Weld purports to describe what "chance" presented, and writes that the pictorial views of North American landscapes he provides are "what he himself sketched upon the spot" (1: v). In doing so, he claims for his depictions the qualities of immediacy and authenticity of observation valued in the eyewitness report. Nevertheless, it is obvious from Weld's frequent use of terms such as "landscape," "prospect," and"scene"--terms identified by Bohls as part of the aesthetic apparatus used to frame, commodify and, at least imaginatively, possess land (93)--the composition of his sketches, and at least one reference to "Mr. Gilpin" (2:313) (that is, William Gilpin) that, whether drawn on the spot or not, the views that the self-styled "enthusiastic admirer of the beauties of Nature" (v) presents conform to the prescribed set of aesthetic conventions of the picturesque and the sublime.
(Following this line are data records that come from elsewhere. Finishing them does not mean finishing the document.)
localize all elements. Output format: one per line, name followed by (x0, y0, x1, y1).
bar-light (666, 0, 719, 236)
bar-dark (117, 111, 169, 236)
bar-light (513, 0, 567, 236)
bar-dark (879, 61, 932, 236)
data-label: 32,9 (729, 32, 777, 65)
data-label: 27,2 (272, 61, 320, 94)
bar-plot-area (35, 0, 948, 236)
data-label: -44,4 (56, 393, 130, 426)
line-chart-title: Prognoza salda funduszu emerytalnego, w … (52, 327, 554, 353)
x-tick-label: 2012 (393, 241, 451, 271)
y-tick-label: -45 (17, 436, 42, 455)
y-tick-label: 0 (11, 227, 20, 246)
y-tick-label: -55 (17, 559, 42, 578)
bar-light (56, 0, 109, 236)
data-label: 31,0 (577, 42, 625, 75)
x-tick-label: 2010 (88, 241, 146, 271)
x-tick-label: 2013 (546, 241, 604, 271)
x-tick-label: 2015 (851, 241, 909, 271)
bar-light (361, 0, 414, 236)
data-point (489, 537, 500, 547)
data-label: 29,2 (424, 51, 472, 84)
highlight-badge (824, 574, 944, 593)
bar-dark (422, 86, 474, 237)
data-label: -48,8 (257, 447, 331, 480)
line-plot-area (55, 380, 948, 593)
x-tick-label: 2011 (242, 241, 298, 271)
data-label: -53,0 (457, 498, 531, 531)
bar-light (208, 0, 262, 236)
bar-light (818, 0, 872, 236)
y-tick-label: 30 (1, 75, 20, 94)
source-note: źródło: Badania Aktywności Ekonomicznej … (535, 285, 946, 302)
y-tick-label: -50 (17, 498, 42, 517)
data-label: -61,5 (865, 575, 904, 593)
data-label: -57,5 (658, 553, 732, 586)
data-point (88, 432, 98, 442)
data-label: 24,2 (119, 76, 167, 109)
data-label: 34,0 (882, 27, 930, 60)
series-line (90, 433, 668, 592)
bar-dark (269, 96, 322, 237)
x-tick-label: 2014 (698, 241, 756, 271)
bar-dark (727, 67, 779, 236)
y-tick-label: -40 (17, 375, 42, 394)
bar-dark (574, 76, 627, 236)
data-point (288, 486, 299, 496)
Indeed, one of the selling points of the book is arguably Weld's extensive description--in words and pictures--of Niagara Falls. His preface advertises his depiction of "that wonderful natural curiosity" (1: vi) and perfect example of a sublime spectacle. Yet, while the topography of Upper and Lower Canada delights his eye and gratifies his taste, that of the United States often offends and disappoints. The territory under British rule conforms to European notions of the picturesque and the sublime, but the country to the south suffers from the presence of "unpicturesque" features. The beauty of American landscapes "is much impaired" (1: 232) by the lack of aesthetic appreciation on the part of the republic's citizens.
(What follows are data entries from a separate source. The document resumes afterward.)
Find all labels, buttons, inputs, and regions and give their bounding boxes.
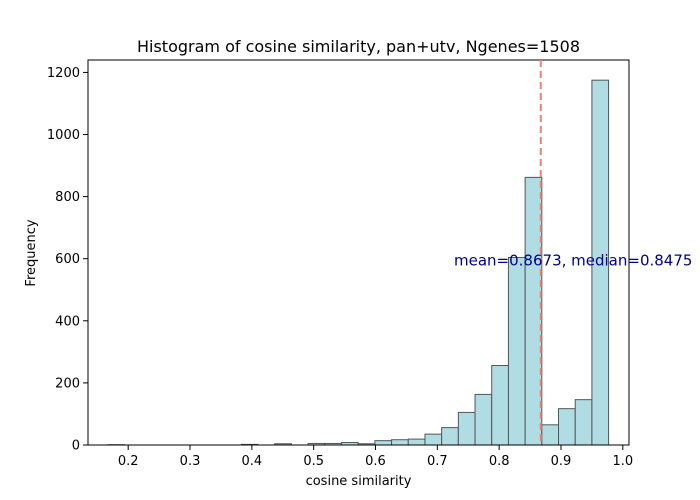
x-tick-label: 0.9 — [551, 454, 572, 469]
mean-median-annotation: mean=0.8673, median=0.8475 — [454, 251, 692, 269]
histogram-bar — [407, 438, 426, 446]
y-tick-label: 1200 — [47, 66, 80, 81]
y-tick-label: 0 — [72, 439, 80, 454]
x-tick-label: 0.5 — [303, 454, 324, 469]
x-axis-title: cosine similarity — [306, 474, 412, 489]
histogram-bar — [507, 256, 526, 446]
x-tick-label: 0.6 — [365, 454, 386, 469]
histogram-bar — [558, 408, 576, 446]
x-tick-label: 0.7 — [427, 454, 448, 469]
histogram-bar — [457, 411, 476, 446]
x-tick-label: 0.4 — [242, 454, 263, 469]
x-tick-label: 1.0 — [612, 454, 633, 469]
x-tick-label: 0.8 — [489, 454, 510, 469]
x-tick-label: 0.2 — [118, 454, 139, 469]
histogram-bar — [541, 424, 560, 446]
bars-group — [107, 79, 610, 446]
y-tick-label: 600 — [55, 252, 80, 267]
y-tick-label: 200 — [55, 376, 80, 391]
histogram-bar — [574, 399, 593, 446]
histogram-bar — [524, 176, 543, 446]
histogram-bar — [474, 393, 493, 446]
y-tick-label: 400 — [55, 314, 80, 329]
y-tick-label: 1000 — [47, 128, 80, 143]
axes-group: 0.2 0.3 0.4 0.5 0.6 0.7 0.8 0.9 1.0 0 200 400 600 800… — [47, 59, 633, 469]
x-tick-label: 0.3 — [180, 454, 201, 469]
histogram-bar — [391, 439, 409, 446]
histogram-bar — [491, 365, 509, 446]
chart-title: Histogram of cosine similarity, pan+utv,… — [137, 37, 580, 56]
histogram-bar — [424, 433, 443, 446]
histogram-bar — [441, 427, 459, 446]
histogram-bar — [374, 440, 393, 446]
y-tick-label: 800 — [55, 190, 80, 205]
plot-frame — [87, 59, 630, 446]
y-axis-title: Frequency — [24, 219, 39, 286]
At a time when Britain and France were engaged in the first Napoleonic War and the leaders of the society of United Irishmen, having opened relations with the revolutionary regime of France, had begun plans for an armed insurrection and the subsequent establishment of a Irish Republic, Weld traveled to North America "for the purpose of examining with his own eyes into the truth of the various accounts which had been given of the flourishing and happy condition of the United States of America, and ascertaining whether, in case of future emergency, any part of those territories might be looked forward to as an eligible and agreeable place of abode" (1: iii). Given that he "crossed the Atlantic strongly prepossessed in favour of the people and the country" (1: iv), the most striking aspects of his response to North America are his disillusionment with the United States and his profoundly negative characterization of the citizens produced by the democratic experiment. Frustrated and perhaps threatened by the lack of outward distinction made between social classes, and offended by the lack of deference paid him by those he clearly feels are inferior in station, the Tory Weld writes indignantly of the manners and morals of the Americans, and he uses the language of landscape aesthetics to further distance himself from a people he finds to be rude, both in the sense of being insulting or uncivil and lacking refinement or a polished culture.
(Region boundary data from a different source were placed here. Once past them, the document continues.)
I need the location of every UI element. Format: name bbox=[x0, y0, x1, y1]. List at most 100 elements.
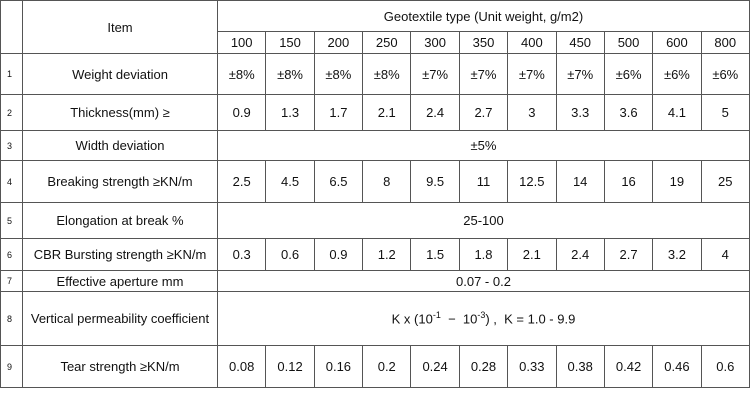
value-cell: 0.38 bbox=[555, 345, 605, 388]
corner-cell bbox=[0, 0, 23, 54]
value-cell: ±7% bbox=[410, 53, 460, 95]
value-cell: 1.5 bbox=[410, 238, 460, 271]
weight-header: 150 bbox=[265, 31, 315, 54]
value-cell: 4 bbox=[700, 238, 750, 271]
value-cell: 0.28 bbox=[458, 345, 509, 388]
value-cell: 4.1 bbox=[652, 94, 702, 131]
value-cell: 0.2 bbox=[362, 345, 412, 388]
value-cell: 0.24 bbox=[410, 345, 460, 388]
weight-header: 300 bbox=[410, 31, 460, 54]
spec-table: Item Geotextile type (Unit weight, g/m2) 1… bbox=[0, 0, 750, 388]
table-row: 1 Weight deviation ±8% ±8% ±8% ±8% ±7% ±7% ±7% ±7… bbox=[0, 53, 750, 95]
table-row: 8 Vertical permeability coefficient K x (1… bbox=[0, 291, 750, 346]
merged-value: 0.07 - 0.2 bbox=[217, 270, 750, 292]
value-cell: ±8% bbox=[216, 53, 267, 95]
formula-part: K x (10 bbox=[391, 311, 433, 327]
table-row: 5 Elongation at break % 25-100 bbox=[0, 202, 750, 239]
row-number: 8 bbox=[0, 291, 23, 346]
table-row: 100 150 200 250 300 350 400 450 500 600 800 bbox=[1, 31, 750, 54]
formula-part: -1 bbox=[432, 310, 441, 321]
table-row: 3 Width deviation ±5% bbox=[0, 130, 750, 161]
formula-part: ) , K = 1.0 - 9.9 bbox=[485, 311, 576, 327]
row-number: 1 bbox=[0, 53, 23, 95]
value-cell: 12.5 bbox=[507, 160, 557, 203]
item-header: Item bbox=[22, 0, 218, 54]
item-name: Breaking strength ≥KN/m bbox=[22, 160, 218, 203]
value-cell: 4.5 bbox=[265, 160, 315, 203]
value-cell: ±8% bbox=[313, 53, 364, 95]
formula-part: -3 bbox=[477, 310, 486, 321]
group-header: Geotextile type (Unit weight, g/m2) bbox=[217, 0, 750, 32]
value-cell: 0.9 bbox=[313, 238, 364, 271]
value-cell: 0.42 bbox=[603, 345, 654, 388]
value-cell: ±6% bbox=[700, 53, 750, 95]
value-cell: 0.6 bbox=[265, 238, 315, 271]
row-number: 2 bbox=[0, 94, 23, 131]
value-cell: ±8% bbox=[362, 53, 412, 95]
item-name: Weight deviation bbox=[22, 53, 218, 95]
row-number: 9 bbox=[0, 345, 23, 388]
weight-header: 500 bbox=[603, 31, 654, 54]
value-cell: 6.5 bbox=[313, 160, 364, 203]
value-cell: 5 bbox=[700, 94, 750, 131]
table-row: 9 Tear strength ≥KN/m 0.08 0.12 0.16 0.2 0.24 0… bbox=[0, 345, 750, 388]
value-cell: 0.46 bbox=[652, 345, 702, 388]
table-row: 6 CBR Bursting strength ≥KN/m 0.3 0.6 0.9 1.2… bbox=[0, 238, 750, 271]
row-number: 7 bbox=[0, 270, 23, 292]
weight-header: 100 bbox=[216, 31, 267, 54]
value-cell: 1.3 bbox=[265, 94, 315, 131]
value-cell: 0.16 bbox=[313, 345, 364, 388]
item-name: Elongation at break % bbox=[22, 202, 218, 239]
row-number: 5 bbox=[0, 202, 23, 239]
value-cell: 2.7 bbox=[458, 94, 509, 131]
value-cell: 1.2 bbox=[362, 238, 412, 271]
value-cell: 0.9 bbox=[216, 94, 267, 131]
item-name: Width deviation bbox=[22, 130, 218, 161]
value-cell: 2.7 bbox=[603, 238, 654, 271]
value-cell: 1.7 bbox=[313, 94, 364, 131]
value-cell: 19 bbox=[652, 160, 702, 203]
row-number: 4 bbox=[0, 160, 23, 203]
value-cell: 3.3 bbox=[555, 94, 605, 131]
value-cell: 3.6 bbox=[603, 94, 654, 131]
value-cell: ±7% bbox=[458, 53, 509, 95]
item-name: Vertical permeability coefficient bbox=[22, 291, 218, 346]
value-cell: 0.3 bbox=[216, 238, 267, 271]
value-cell: 25 bbox=[700, 160, 750, 203]
table-row: 2 Thickness(mm) ≥0.9 1.3 1.7 2.1 2.4 2.7 3 3.3 3.… bbox=[0, 94, 750, 131]
weight-header: 600 bbox=[652, 31, 702, 54]
value-cell: 2.1 bbox=[507, 238, 557, 271]
weight-header: 400 bbox=[507, 31, 557, 54]
value-cell: 2.5 bbox=[216, 160, 267, 203]
value-cell: ±6% bbox=[603, 53, 654, 95]
value-cell: 0.6 bbox=[700, 345, 750, 388]
value-cell: 0.12 bbox=[265, 345, 315, 388]
value-cell: 0.08 bbox=[216, 345, 267, 388]
value-cell: 16 bbox=[603, 160, 654, 203]
item-name: Thickness(mm) ≥ bbox=[22, 94, 218, 131]
row-number: 6 bbox=[0, 238, 23, 271]
value-cell: 11 bbox=[458, 160, 509, 203]
value-cell: 3.2 bbox=[652, 238, 702, 271]
value-cell: 1.8 bbox=[458, 238, 509, 271]
value-cell: 2.4 bbox=[555, 238, 605, 271]
table-row: 4 Breaking strength ≥KN/m 2.5 4.5 6.5 8 9.5 11 1… bbox=[0, 160, 750, 203]
value-cell: 2.4 bbox=[410, 94, 460, 131]
item-name: CBR Bursting strength ≥KN/m bbox=[22, 238, 218, 271]
value-cell: ±8% bbox=[265, 53, 315, 95]
value-cell: 8 bbox=[362, 160, 412, 203]
value-cell: 2.1 bbox=[362, 94, 412, 131]
merged-value: K x (10-1 − 10-3) , K = 1.0 - 9.9 bbox=[217, 291, 750, 346]
formula-part: − 10 bbox=[440, 311, 478, 327]
weight-header: 250 bbox=[362, 31, 412, 54]
value-cell: 14 bbox=[555, 160, 605, 203]
table-row: 7 Effective aperture mm 0.07 - 0.2 bbox=[0, 270, 750, 292]
value-cell: ±6% bbox=[652, 53, 702, 95]
row-number: 3 bbox=[0, 130, 23, 161]
item-name: Effective aperture mm bbox=[22, 270, 218, 292]
value-cell: 3 bbox=[507, 94, 557, 131]
merged-value: ±5% bbox=[217, 130, 750, 161]
value-cell: 9.5 bbox=[410, 160, 460, 203]
table-row: Item Geotextile type (Unit weight, g/m2) bbox=[0, 0, 750, 54]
As a self-proclaimed "enthusiastic admirer of the beauties of Nature," Weld places himself in direct contrast to the citizens of the republican United States who seem to him "to be totally dead to the beauties of nature, and only to admire a spot of ground as it appears to be more or less calculated to enrich the occupier by its produce" (2: 328). In characterizing the Americans in this way, Weld may be seen to be positioning himself--to use the terms Bohls borrows from Joseph Addison--as a "'Man of a Polite Imagination'" in direct opposition to the "'vulgar,'" that portion of the population that does not possess taste or "the capacity for aesthetic pleasure" (Bohls 8). Bohls argues that "[t]he aesthetic subject depends on . . . the 'vulgar' as a foil--that from which he is distinguished" (67), and that one of the ways in which the aesthetic subject separates himself from the "vulgar" is in his "aesthetic disinterestedness" (Bohls 67). An aesthetic appreciation of the landscape requires "a strategy of willed distance from particular objects" (67). Unlike those who cannot see anything beyond material interests, Weld does not allow the commercial value of the land and its produce to affect his assessment of its aesthetic composition.
In this paper, I will focus on how Weld uses the language of landscape aesthetics to show that in becoming a republic, the United States "thr[ew] off the yoke" (1: iv) not only of British rule, but of imagination and taste. In his subsequent construction of British North America as a desirable alternative to the United States, one that is more orderly, hospitable, and aesthetically interesting, he demonstrates a need to reinforce British superiority in the face of republican challenges to it.